对此,我衷心感谢!但还是要说,这不是某一个人的事。韩寒的应对是有问题。失策,失当,昏招迭出。但这是技术问题,相信这小子会“吃一堑长一智”。代笔问题能不能公开讨论,则是原则问题。这个问题不解决,将不知多少人不得安宁。我不能因为自己高枕无忧,就置同行的安危于不顾。

 

二 献祭的公鸡和钉掌的兔子 

或许有人会说,你这家伙就不要危言耸听了,哪会有那么多代笔的质疑?比方说,我们会质疑你易中天吗?不会。因为常识告诉我们,你不可疑,韩寒可疑。要不然,为什么被质疑的不是你,而是他?为什么那么多作家没被质疑,偏偏就拎出了韩寒?

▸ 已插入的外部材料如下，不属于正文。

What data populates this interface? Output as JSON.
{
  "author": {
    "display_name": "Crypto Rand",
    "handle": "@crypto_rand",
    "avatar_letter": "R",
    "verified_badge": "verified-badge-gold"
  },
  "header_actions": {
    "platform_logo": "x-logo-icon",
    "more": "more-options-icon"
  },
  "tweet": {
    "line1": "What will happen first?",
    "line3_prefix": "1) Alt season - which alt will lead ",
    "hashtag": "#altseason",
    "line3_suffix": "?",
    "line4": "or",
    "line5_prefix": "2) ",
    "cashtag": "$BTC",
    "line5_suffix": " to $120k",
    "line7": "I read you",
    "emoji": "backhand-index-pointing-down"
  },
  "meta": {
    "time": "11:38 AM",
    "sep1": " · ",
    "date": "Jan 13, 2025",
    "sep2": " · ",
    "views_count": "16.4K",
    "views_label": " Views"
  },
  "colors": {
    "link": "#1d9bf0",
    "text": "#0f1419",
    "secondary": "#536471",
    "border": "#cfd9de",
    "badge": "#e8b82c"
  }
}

呵呵,我愿意再次感谢诸位的信任。但可惜,话不能这么讲。首先,立法不能看人,得认理。正如富兰克林在美国制宪会议上所说,不能因为第一任总统可能是好人,就不对总统的权力进行限制。同样,不能因为不会冤枉易中天,就不对质疑的权利进行限制。我认为是要限制的。权限的等级,是普通民众最大,公众人物次之,公职人员最小。

显然,这里有一个大家关心的问题:放过了骗子怎么办?我的观点是:实在抓不住把柄,也只好放过。文学作品和学术著作,要紧的是内容和质量,不是作家的署名。《老子》何人所写?不知。《红楼梦》是曹雪芹的作品吗?疑似。《金瓶梅》作者是谁?天知道。怎么样呢?还不是照看照读?

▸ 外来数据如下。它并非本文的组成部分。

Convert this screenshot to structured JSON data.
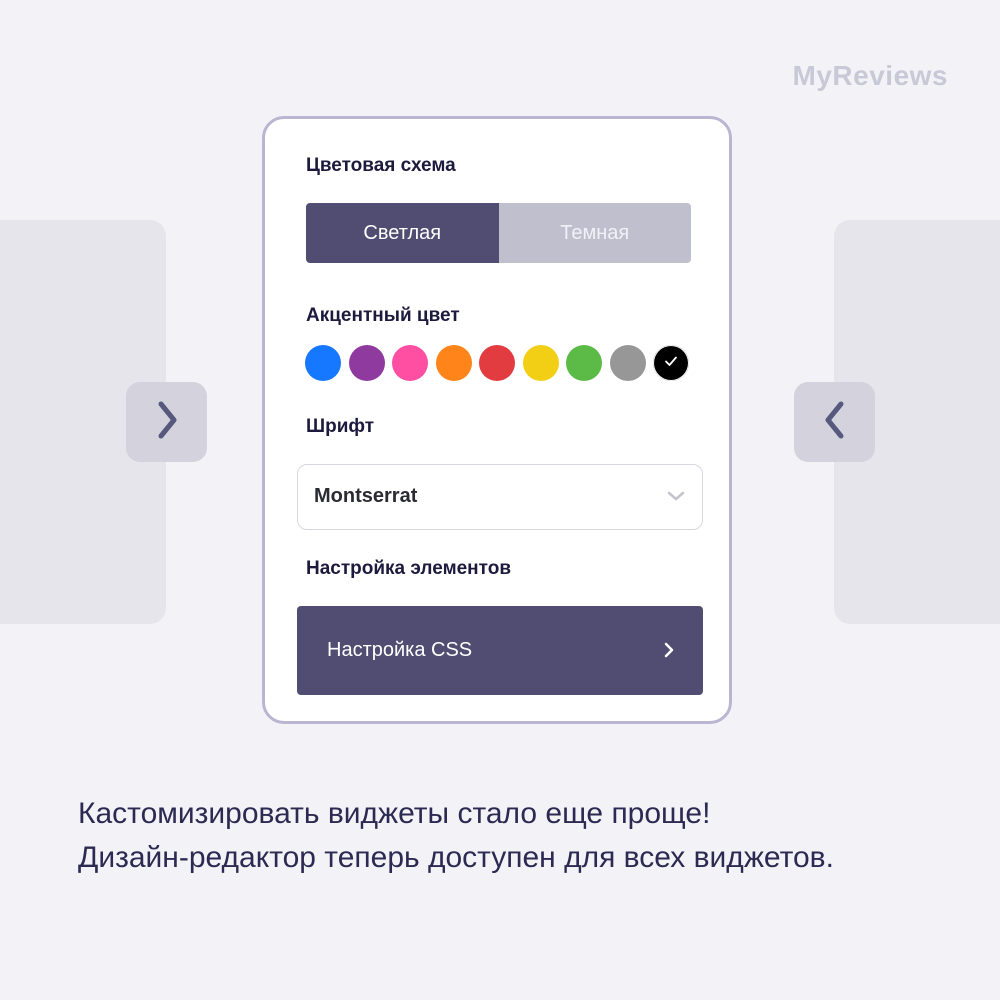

所以,韩寒的作品是否有人代笔,其实并不关读者的痛痒。但这不等于说方舟子的质疑没有意义。方舟子被认同的原因在于:如果一个弥天大谎不被拆穿,则天理何存,天良何在?这股“歪风”(如果存在的话)如不止住,道德的堕落岂非愈演愈烈?这就必须抓一只大公鸡来杀一儆百。韩寒,便正是这样一只雄鸡。

于是,方舟子奋不顾身地充当了“道德清道夫”。在这里,我愿意相信他并无私利。这是方舟子的可贵之处,也同时是他的可怕之处。一个大公无私又嫉恶如仇的“圣斗士”,是极具破坏力的。这就像化疗放疗。癌细胞是杀死了,患者也变得人不人鬼不鬼,何苦?只治病,不救人,只管真相,不要善意,对吗?

何况“杀一儆百”,原本就不文明。说到底,它是野蛮时代原始巫术“献祭仪式”的“现代版”,本质上是不人道和反人权的,可惜这里不能细说。我只想提醒一句:历朝历代,以及历次政治运动中,不知多少人,就这样被送上了祭坛,包括“道德的祭坛”。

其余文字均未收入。